Treasury Secretary Steve Mnuchin appeared on Fox News Sunday and spoke to host Chris Wallace about his predictions of the U.S. economy in the coming weeks and months amid the coronavirus pandemic, Raw Story reported. While Mnuchin appeared optimistic about America's economic recovery, Wallace pushed back and pointed to the 22.8 percent unemployment reported by the Bureau of Labor Statistics in April.
"That does not include the 7 million people who have lost their jobs since then," Wallace said. "Aren't we talking close to 25% at this point, which is Great Depression neighborhood?"
Mnuchin agreed that the number could be close to 25 percent. However, he noted that the current crisis was created by the voluntary shutdown of the economy, as opposed to the economic issues that drove the Great Depression.
"That's why we're focused on rebuilding this economy. We'll have a better third quarter, we'll have a better fourth quarter and next year is going to be a great year."Despite Mnuchin's optimism, Wallace was not convinced. He pointed to both Mnuchin and President Donald Trump's assertion that the economy will come "roaring back" despite predictions that suggest unemployment will be over 9 percent until the close of 2021.
"Are your rosy predictions based on economic reality or the November election?" Wallace asked Mnuchin.
Mnuchin pushed back on the notion that his numbers are overly optimistic and again suggested that the economy will recover after a "very, very bad" second quarter.
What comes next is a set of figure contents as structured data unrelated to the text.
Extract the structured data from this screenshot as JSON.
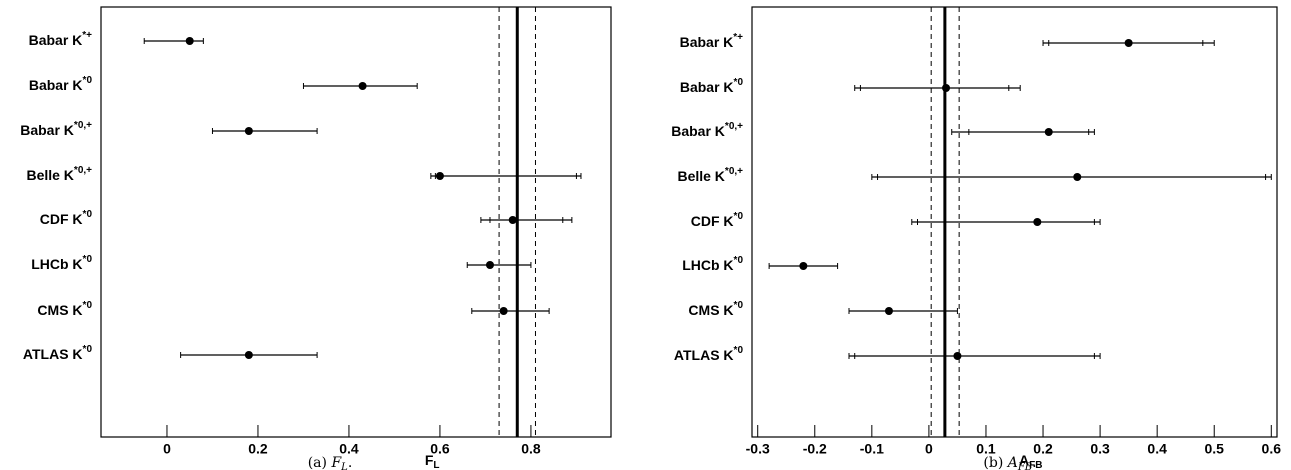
{
  "chart_data": [
    {
      "type": "errorbar",
      "categories": [
        {
          "main": "Babar K",
          "sup": "*+"
        },
        {
          "main": "Babar K",
          "sup": "*0"
        },
        {
          "main": "Babar K",
          "sup": "*0,+"
        },
        {
          "main": "Belle K",
          "sup": "*0,+"
        },
        {
          "main": "CDF K",
          "sup": "*0"
        },
        {
          "main": "LHCb K",
          "sup": "*0"
        },
        {
          "main": "CMS K",
          "sup": "*0"
        },
        {
          "main": "ATLAS K",
          "sup": "*0"
        }
      ],
      "values": [
        0.05,
        0.43,
        0.18,
        0.6,
        0.76,
        0.71,
        0.74,
        0.18
      ],
      "lower": [
        -0.05,
        0.3,
        0.1,
        0.58,
        0.69,
        0.66,
        0.67,
        0.03
      ],
      "upper": [
        0.08,
        0.55,
        0.33,
        0.91,
        0.89,
        0.8,
        0.84,
        0.33
      ],
      "inner_lower": [
        null,
        null,
        null,
        0.59,
        0.71,
        null,
        null,
        null
      ],
      "inner_upper": [
        null,
        null,
        null,
        0.9,
        0.87,
        null,
        null,
        null
      ],
      "reference": 0.77,
      "reference_band": [
        0.73,
        0.81
      ],
      "xlim": [
        -0.145,
        0.976
      ],
      "xticks": [
        0,
        0.2,
        0.4,
        0.6,
        0.8
      ],
      "xlabel": {
        "main": "F",
        "sub": "L"
      },
      "caption": {
        "prefix": "(a) ",
        "main": "F",
        "sub": "L",
        "suffix": "."
      }
    },
    {
      "type": "errorbar",
      "categories": [
        {
          "main": "Babar K",
          "sup": "*+"
        },
        {
          "main": "Babar K",
          "sup": "*0"
        },
        {
          "main": "Babar K",
          "sup": "*0,+"
        },
        {
          "main": "Belle K",
          "sup": "*0,+"
        },
        {
          "main": "CDF K",
          "sup": "*0"
        },
        {
          "main": "LHCb K",
          "sup": "*0"
        },
        {
          "main": "CMS K",
          "sup": "*0"
        },
        {
          "main": "ATLAS K",
          "sup": "*0"
        }
      ],
      "values": [
        0.35,
        0.03,
        0.21,
        0.26,
        0.19,
        -0.22,
        -0.07,
        0.05
      ],
      "lower": [
        0.2,
        -0.13,
        0.04,
        -0.1,
        -0.03,
        -0.28,
        -0.14,
        -0.14
      ],
      "upper": [
        0.5,
        0.16,
        0.29,
        0.6,
        0.3,
        -0.16,
        0.05,
        0.3
      ],
      "inner_lower": [
        0.21,
        -0.12,
        0.07,
        -0.09,
        -0.02,
        null,
        null,
        -0.13
      ],
      "inner_upper": [
        0.48,
        0.14,
        0.28,
        0.59,
        0.29,
        null,
        null,
        0.29
      ],
      "reference": 0.028,
      "reference_band": [
        0.004,
        0.053
      ],
      "xlim": [
        -0.31,
        0.61
      ],
      "xticks": [
        -0.3,
        -0.2,
        -0.1,
        0,
        0.1,
        0.2,
        0.3,
        0.4,
        0.5,
        0.6
      ],
      "xlabel": {
        "main": "A",
        "sub": "FB"
      },
      "caption": {
        "prefix": "(b) ",
        "main": "A",
        "sub": "FB",
        "suffix": "."
      }
    }
  ]
}
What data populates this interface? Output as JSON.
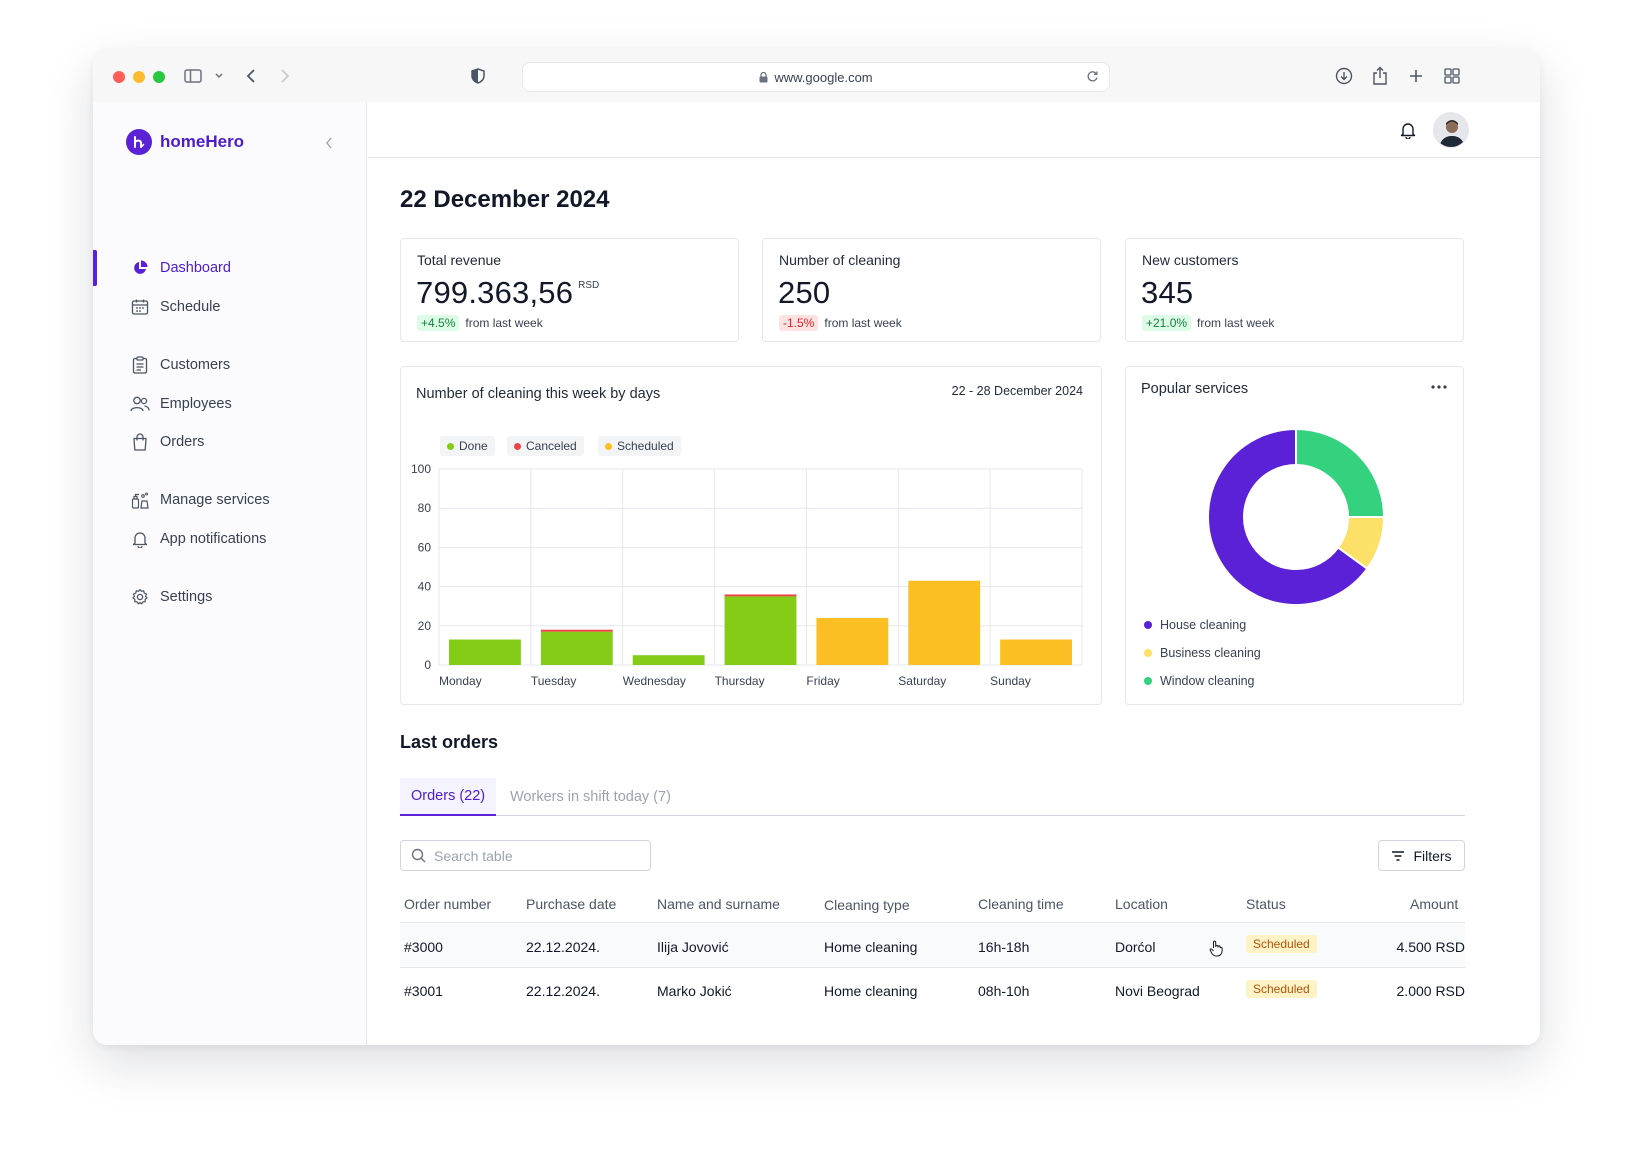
{
  "browser": {
    "url": "www.google.com"
  },
  "brand": {
    "name": "homeHero"
  },
  "sidebar": {
    "items": [
      {
        "label": "Dashboard"
      },
      {
        "label": "Schedule"
      },
      {
        "label": "Customers"
      },
      {
        "label": "Employees"
      },
      {
        "label": "Orders"
      },
      {
        "label": "Manage services"
      },
      {
        "label": "App notifications"
      },
      {
        "label": "Settings"
      }
    ],
    "active": "Dashboard"
  },
  "page": {
    "title": "22 December 2024"
  },
  "stats": [
    {
      "label": "Total revenue",
      "value": "799.363,56",
      "unit": "RSD",
      "change": "+4.5%",
      "direction": "up",
      "suffix": "from last week"
    },
    {
      "label": "Number of cleaning",
      "value": "250",
      "unit": "",
      "change": "-1.5%",
      "direction": "down",
      "suffix": "from last week"
    },
    {
      "label": "New customers",
      "value": "345",
      "unit": "",
      "change": "+21.0%",
      "direction": "up",
      "suffix": "from last week"
    }
  ],
  "weekly_chart": {
    "title": "Number of cleaning this week by days",
    "range": "22 - 28 December 2024",
    "legend": [
      {
        "name": "Done",
        "color": "#84cc16"
      },
      {
        "name": "Canceled",
        "color": "#ef4444"
      },
      {
        "name": "Scheduled",
        "color": "#fbbf24"
      }
    ]
  },
  "popular_services": {
    "title": "Popular services",
    "legend": [
      {
        "name": "House cleaning",
        "color": "#5b21d6"
      },
      {
        "name": "Business cleaning",
        "color": "#fde068"
      },
      {
        "name": "Window cleaning",
        "color": "#34d17f"
      }
    ]
  },
  "chart_data": [
    {
      "type": "bar",
      "stacked": true,
      "categories": [
        "Monday",
        "Tuesday",
        "Wednesday",
        "Thursday",
        "Friday",
        "Saturday",
        "Sunday"
      ],
      "series": [
        {
          "name": "Done",
          "color": "#84cc16",
          "values": [
            13,
            17,
            5,
            35,
            0,
            0,
            0
          ]
        },
        {
          "name": "Canceled",
          "color": "#ef4444",
          "values": [
            0,
            1,
            0,
            1,
            0,
            0,
            0
          ]
        },
        {
          "name": "Scheduled",
          "color": "#fbbf24",
          "values": [
            0,
            0,
            0,
            0,
            24,
            43,
            13
          ]
        }
      ],
      "yticks": [
        0,
        20,
        40,
        60,
        80,
        100
      ],
      "ylim": [
        0,
        100
      ],
      "grid": true,
      "legend_position": "top-left"
    },
    {
      "type": "pie",
      "donut": true,
      "labels": [
        "House cleaning",
        "Business cleaning",
        "Window cleaning"
      ],
      "values": [
        65,
        10,
        25
      ],
      "colors": [
        "#5b21d6",
        "#fde068",
        "#34d17f"
      ],
      "legend_position": "bottom-left"
    }
  ],
  "orders": {
    "section_title": "Last orders",
    "tabs": [
      {
        "label": "Orders (22)",
        "active": true
      },
      {
        "label": "Workers in shift today (7)",
        "active": false
      }
    ],
    "search_placeholder": "Search table",
    "filters_label": "Filters",
    "columns": [
      "Order number",
      "Purchase date",
      "Name and surname",
      "Cleaning type",
      "Cleaning time",
      "Location",
      "Status",
      "Amount"
    ],
    "rows": [
      {
        "order": "#3000",
        "date": "22.12.2024.",
        "name": "Ilija Jovović",
        "type": "Home cleaning",
        "time": "16h-18h",
        "location": "Dorćol",
        "status": "Scheduled",
        "amount": "4.500 RSD"
      },
      {
        "order": "#3001",
        "date": "22.12.2024.",
        "name": "Marko Jokić",
        "type": "Home cleaning",
        "time": "08h-10h",
        "location": "Novi Beograd",
        "status": "Scheduled",
        "amount": "2.000 RSD"
      }
    ]
  },
  "icons": {
    "status_colors": {
      "scheduled_bg": "#fef3c7",
      "scheduled_text": "#b45309"
    },
    "accent": "#5b21d6"
  }
}
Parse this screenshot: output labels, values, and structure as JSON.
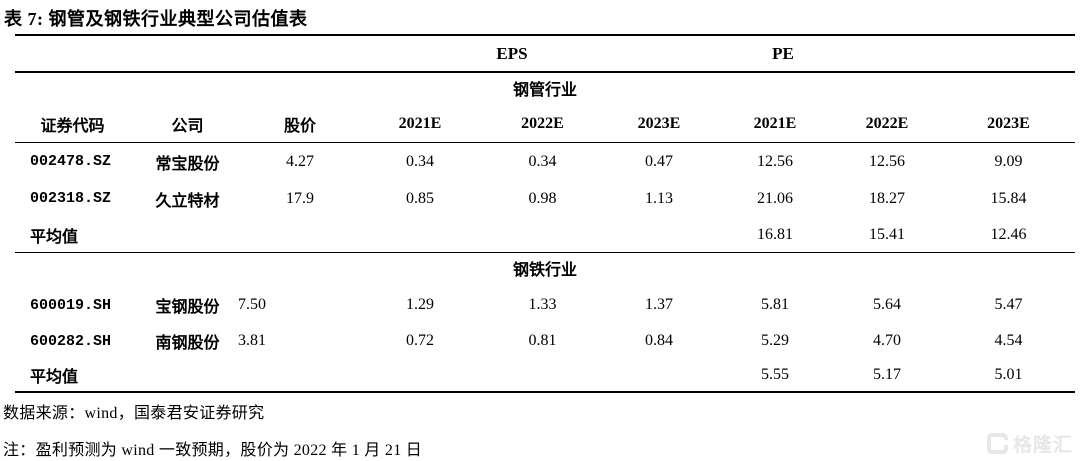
{
  "title": "表 7: 钢管及钢铁行业典型公司估值表",
  "table": {
    "group_headers": {
      "eps": "EPS",
      "pe": "PE"
    },
    "columns": [
      "证券代码",
      "公司",
      "股价",
      "2021E",
      "2022E",
      "2023E",
      "2021E",
      "2022E",
      "2023E"
    ],
    "sections": [
      {
        "name": "钢管行业",
        "rows": [
          {
            "code": "002478.SZ",
            "company": "常宝股份",
            "price": "4.27",
            "eps": [
              "0.34",
              "0.34",
              "0.47"
            ],
            "pe": [
              "12.56",
              "12.56",
              "9.09"
            ]
          },
          {
            "code": "002318.SZ",
            "company": "久立特材",
            "price": "17.9",
            "eps": [
              "0.85",
              "0.98",
              "1.13"
            ],
            "pe": [
              "21.06",
              "18.27",
              "15.84"
            ]
          }
        ],
        "average": {
          "label": "平均值",
          "pe": [
            "16.81",
            "15.41",
            "12.46"
          ]
        }
      },
      {
        "name": "钢铁行业",
        "rows": [
          {
            "code": "600019.SH",
            "company": "宝钢股份",
            "price": "7.50",
            "eps": [
              "1.29",
              "1.33",
              "1.37"
            ],
            "pe": [
              "5.81",
              "5.64",
              "5.47"
            ]
          },
          {
            "code": "600282.SH",
            "company": "南钢股份",
            "price": "3.81",
            "eps": [
              "0.72",
              "0.81",
              "0.84"
            ],
            "pe": [
              "5.29",
              "4.70",
              "4.54"
            ]
          }
        ],
        "average": {
          "label": "平均值",
          "pe": [
            "5.55",
            "5.17",
            "5.01"
          ]
        }
      }
    ]
  },
  "footnotes": {
    "source": "数据来源：wind，国泰君安证券研究",
    "note": "注：盈利预测为 wind 一致预期，股价为 2022 年 1 月 21 日"
  },
  "watermark": {
    "text": "格隆汇",
    "color": "#e7e7e7"
  }
}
According to Mnuchin, this recovery will be connected to available COVID-19 vaccines and therapies he believes will soon become available to the American people.As The Inquisitr reported, Trump spoke to Fox News on Friday and expressed confidence in his ability to bring the economy back in the wake of the record 20.5 million Americans who lost their jobs in April. Such losses are directly linked to the close of non-essential businesses, as well as layoffs from open businesses looking to reduce costs.
While the Trump administration continues to be optimistic about the potential for an economic bounce-back, others are wary. In a piece for The Atlantic, journalist and author McKay Coppins described his unsettling experience flying during the pandemic and said the plan to reopen the economy and return to pre-coronavirus normalcy is not grounded in reality.
"The glittering allure of 'normalcy' that waits on the other end of these stay-at-home orders is a mirage," he said.
Even if governors lift restrictions, Coppins claims that until the looming threat of disease is gone, things will not return to any sense of the normal that existed before coronavirus spread across the world.